A ginasta norte-americana Simone Biles culpou a federação de ginástica dos Estados Unidos e "todo o sistema" por terem permitido que Larry Nassar, que foi médico da equipa nacional durante 20 anos, abusasse sexualmente dela e de centenas de outras ginastas.

"Culpo Larry Nassar e culpo também todo o sistema que permitiu o seu abuso", disse Biles,  a ginasta olímpica mais condecorada de todos os tempos ao testemunhar, esta quarta-feira, no Comité Judicial do Senado sobre os abusos que sofreu do ex-médico da equipa Larry Nassar.

As ex-companheiras de equipa Aly Raisman e McKayla Maroney, Maggie Nichols, a primeira ginasta a denunciar os abusos de Larry Nassar, e o diretor do FBI Christopher Wray também foram ouvidos pela comité que está a analisar as falhas na investigação do FBI sobre Nassar, que foi depois condenado por abuso sexual e está neste momento a cumprir uma pena de prisão perpétua.

Num testemunho emocionado, as quatro mulheres contaram ao Comité Judiciário do Senado como "sofreram e continuam a sofrer", primeiro com os abusos e, depois, com a forma as suas queixas foram ignoradas e o modo como foram tratadas pelas autoridades.

Simone Biles foi clara em alargar as culpas à USA Gymnastics, ao Comité Olímpico e ao Paralímpico do país, que, diz, "sabiam que estava a sofrer abusos por parte do médico da equipa".

A campeã olímpica do Rio2016 também acusou o FBI, departamento federal de investigação dos Estados Unidos, de ter "virado as costas" às ginastas, ao responder de forma desadequada e lenta às primeiras acusações contra Nassar, o que terá permitido ao antigo médico prosseguir os abusos durante meses. Pediu, por isso, que os agentes envolvidos no caso fossem processados.

"Quanto vale uma rapariga?", perguntou Simone Biles. "Sinto mesmo que o FBI fez vista grossa."

Biles afirma que "um sistema inteiro permitiu" os abusos contra ela e centenas de outras  jovens, que pela sua idade nem sequer sabiam que estavam a ser abusadas por Nassar.

"Não quero que nenhum outro jovem desportista olímpico ou nenhum outro indivíduo sofra o horror que eu e centenas de outras suportaram e continuam a suportar", declarou Biles, emocionada a ponto de começar a chorar perante dezenas de legisladores que a observaram em silêncio.

Aly Raisman, que foi capitã das equipas de ginástica olímpica dos Estados Unidos de 2012 e 2016, também expressou a sua repulsa por, mais de seis anos depois de denunciar seu abuso,  "ainda estar a batalhar pelas respostas mais básicas e pela responsabilidade". 

“Nos últimos anos, tornou-se dolorosamente claro como a cura de uma sobrevivente é afetada pela forma como o abuso é tratado”, disse.

Raisman também criticou a investigação do FBI, sublinhando que não avaliar as suas falhas graves resultaria num "pesadelo" recorrente para muito mais mulheres.

McKayla Maroney, que ganhou o ouro nos Jogos Olímpicos de Londres em 2012, contou que ao ser entrevistada pelo FBI sentiu um enorme "silêncio e indiferença" pelo seu trauma. “Eles escolheram distorcer e mentir sobre o que eu disse e proteger um abusador de crianças”, acusou. 

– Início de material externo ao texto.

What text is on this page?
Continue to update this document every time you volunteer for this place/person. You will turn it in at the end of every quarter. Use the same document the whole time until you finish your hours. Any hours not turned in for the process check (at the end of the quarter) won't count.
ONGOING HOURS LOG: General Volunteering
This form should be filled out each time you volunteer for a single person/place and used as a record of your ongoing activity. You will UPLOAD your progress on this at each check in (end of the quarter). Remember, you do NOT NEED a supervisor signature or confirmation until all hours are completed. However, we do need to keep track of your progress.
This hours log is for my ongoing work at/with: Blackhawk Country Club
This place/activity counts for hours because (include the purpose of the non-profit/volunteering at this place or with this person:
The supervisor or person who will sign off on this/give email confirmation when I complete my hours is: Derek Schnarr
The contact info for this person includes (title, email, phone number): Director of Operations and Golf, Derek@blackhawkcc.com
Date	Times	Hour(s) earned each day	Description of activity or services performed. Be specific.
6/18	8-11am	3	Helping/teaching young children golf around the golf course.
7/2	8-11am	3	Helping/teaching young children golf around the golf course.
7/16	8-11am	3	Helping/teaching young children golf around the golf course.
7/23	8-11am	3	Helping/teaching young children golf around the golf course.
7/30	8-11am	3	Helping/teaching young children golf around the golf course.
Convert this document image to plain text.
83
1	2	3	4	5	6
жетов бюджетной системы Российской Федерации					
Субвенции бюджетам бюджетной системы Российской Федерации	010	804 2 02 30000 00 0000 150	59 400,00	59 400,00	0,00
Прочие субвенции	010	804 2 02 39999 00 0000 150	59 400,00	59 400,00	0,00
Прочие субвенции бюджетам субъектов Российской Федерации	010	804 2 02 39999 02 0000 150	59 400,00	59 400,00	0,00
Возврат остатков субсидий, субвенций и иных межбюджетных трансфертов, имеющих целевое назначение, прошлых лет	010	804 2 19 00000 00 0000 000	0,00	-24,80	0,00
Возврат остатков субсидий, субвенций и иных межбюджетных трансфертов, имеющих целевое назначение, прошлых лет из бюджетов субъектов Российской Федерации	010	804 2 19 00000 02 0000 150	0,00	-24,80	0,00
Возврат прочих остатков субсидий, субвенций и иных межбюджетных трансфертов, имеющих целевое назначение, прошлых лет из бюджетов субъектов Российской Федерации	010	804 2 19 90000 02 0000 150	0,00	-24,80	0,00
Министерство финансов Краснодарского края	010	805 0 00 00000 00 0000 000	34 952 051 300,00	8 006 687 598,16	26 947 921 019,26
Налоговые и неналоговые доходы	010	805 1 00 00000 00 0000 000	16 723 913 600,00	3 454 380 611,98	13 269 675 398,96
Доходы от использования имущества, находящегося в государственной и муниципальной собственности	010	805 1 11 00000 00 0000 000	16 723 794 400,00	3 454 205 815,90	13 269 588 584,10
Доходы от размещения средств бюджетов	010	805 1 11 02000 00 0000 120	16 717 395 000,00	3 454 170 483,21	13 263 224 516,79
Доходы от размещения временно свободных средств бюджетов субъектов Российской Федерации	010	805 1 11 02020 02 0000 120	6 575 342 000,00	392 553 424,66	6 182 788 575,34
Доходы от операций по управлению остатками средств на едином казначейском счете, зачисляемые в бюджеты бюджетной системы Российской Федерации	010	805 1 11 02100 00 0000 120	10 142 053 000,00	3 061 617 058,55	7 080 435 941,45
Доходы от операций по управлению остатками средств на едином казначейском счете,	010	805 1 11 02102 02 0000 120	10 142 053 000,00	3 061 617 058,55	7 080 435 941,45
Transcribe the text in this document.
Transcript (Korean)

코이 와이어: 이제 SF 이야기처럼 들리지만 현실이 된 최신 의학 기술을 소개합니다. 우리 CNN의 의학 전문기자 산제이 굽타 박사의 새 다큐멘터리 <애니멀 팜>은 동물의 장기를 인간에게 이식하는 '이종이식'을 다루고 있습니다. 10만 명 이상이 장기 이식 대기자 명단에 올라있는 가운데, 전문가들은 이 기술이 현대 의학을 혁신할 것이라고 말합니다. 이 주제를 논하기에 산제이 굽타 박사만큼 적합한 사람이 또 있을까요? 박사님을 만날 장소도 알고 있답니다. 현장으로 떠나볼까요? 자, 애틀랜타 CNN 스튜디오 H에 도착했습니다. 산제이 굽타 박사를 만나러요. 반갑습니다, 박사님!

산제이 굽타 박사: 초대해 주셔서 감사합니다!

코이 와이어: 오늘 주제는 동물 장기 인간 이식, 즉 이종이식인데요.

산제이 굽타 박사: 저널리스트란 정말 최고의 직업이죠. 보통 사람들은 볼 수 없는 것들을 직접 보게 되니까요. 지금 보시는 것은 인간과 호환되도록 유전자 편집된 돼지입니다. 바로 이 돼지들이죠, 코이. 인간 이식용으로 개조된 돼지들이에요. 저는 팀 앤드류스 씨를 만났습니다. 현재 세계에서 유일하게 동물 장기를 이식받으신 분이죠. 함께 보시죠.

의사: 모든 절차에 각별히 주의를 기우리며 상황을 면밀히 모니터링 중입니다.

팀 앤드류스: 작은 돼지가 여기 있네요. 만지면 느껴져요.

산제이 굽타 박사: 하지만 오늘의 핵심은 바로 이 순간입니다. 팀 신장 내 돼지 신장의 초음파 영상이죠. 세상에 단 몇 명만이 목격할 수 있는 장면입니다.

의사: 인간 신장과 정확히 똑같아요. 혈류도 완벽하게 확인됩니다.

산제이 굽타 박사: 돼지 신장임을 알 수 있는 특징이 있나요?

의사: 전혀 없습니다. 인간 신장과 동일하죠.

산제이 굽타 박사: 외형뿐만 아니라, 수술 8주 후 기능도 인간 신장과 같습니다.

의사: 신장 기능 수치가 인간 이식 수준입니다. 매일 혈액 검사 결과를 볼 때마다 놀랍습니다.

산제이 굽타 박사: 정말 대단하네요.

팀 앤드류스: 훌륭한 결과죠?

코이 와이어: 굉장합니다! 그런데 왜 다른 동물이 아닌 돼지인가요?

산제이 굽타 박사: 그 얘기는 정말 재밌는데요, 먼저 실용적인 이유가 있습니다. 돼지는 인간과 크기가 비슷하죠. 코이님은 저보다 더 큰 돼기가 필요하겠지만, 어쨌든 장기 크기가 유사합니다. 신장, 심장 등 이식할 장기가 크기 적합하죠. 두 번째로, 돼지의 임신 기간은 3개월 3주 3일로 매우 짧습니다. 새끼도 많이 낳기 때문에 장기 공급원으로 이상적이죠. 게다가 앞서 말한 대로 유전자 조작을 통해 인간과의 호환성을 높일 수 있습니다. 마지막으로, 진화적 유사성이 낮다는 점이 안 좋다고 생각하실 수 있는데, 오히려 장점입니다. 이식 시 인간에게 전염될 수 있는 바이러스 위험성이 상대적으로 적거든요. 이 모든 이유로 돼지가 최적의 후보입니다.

"De que adianta denunciar abusos se os nossos próprios agentes do FBI se vão encarregar de enterrar esse relatório numa gaveta?"

O Comité Judicial do Senado pretende esclarecer porque o gabinete do FBI de Indianápolis, onde se situa a sede da USA Gymnastics, respondeu de forma não adequada às denúncias contra Nassar.

Um relatório interno do Departamento de Justiça relevou, em julho, erros graves no seio do FBI que levaram a que a investigação ficasse parada mais de oito meses. Quando esse documento de 119 páginas foi tornado público, um grupo de senadores avançou com uma audiência para investigar a resposta do FBI e para corrigir erros institucionais.

Nassar usou a sua posição como médico para abusar de, pelo menos, 330 jovens, incluindo menores e atletas olímpicas. Cumpre uma pena de 40 a 175 anos pelo cúmulo desses crimes e outra de 60 anos por pornografia infantil, ou seja, uma pena de prisão perpétua de facto.

A condenação foi proferida entre dezembro de 2017 e fevereiro de 2018, coincidindo com o início do movimento #MeToo nos Estados Unidos.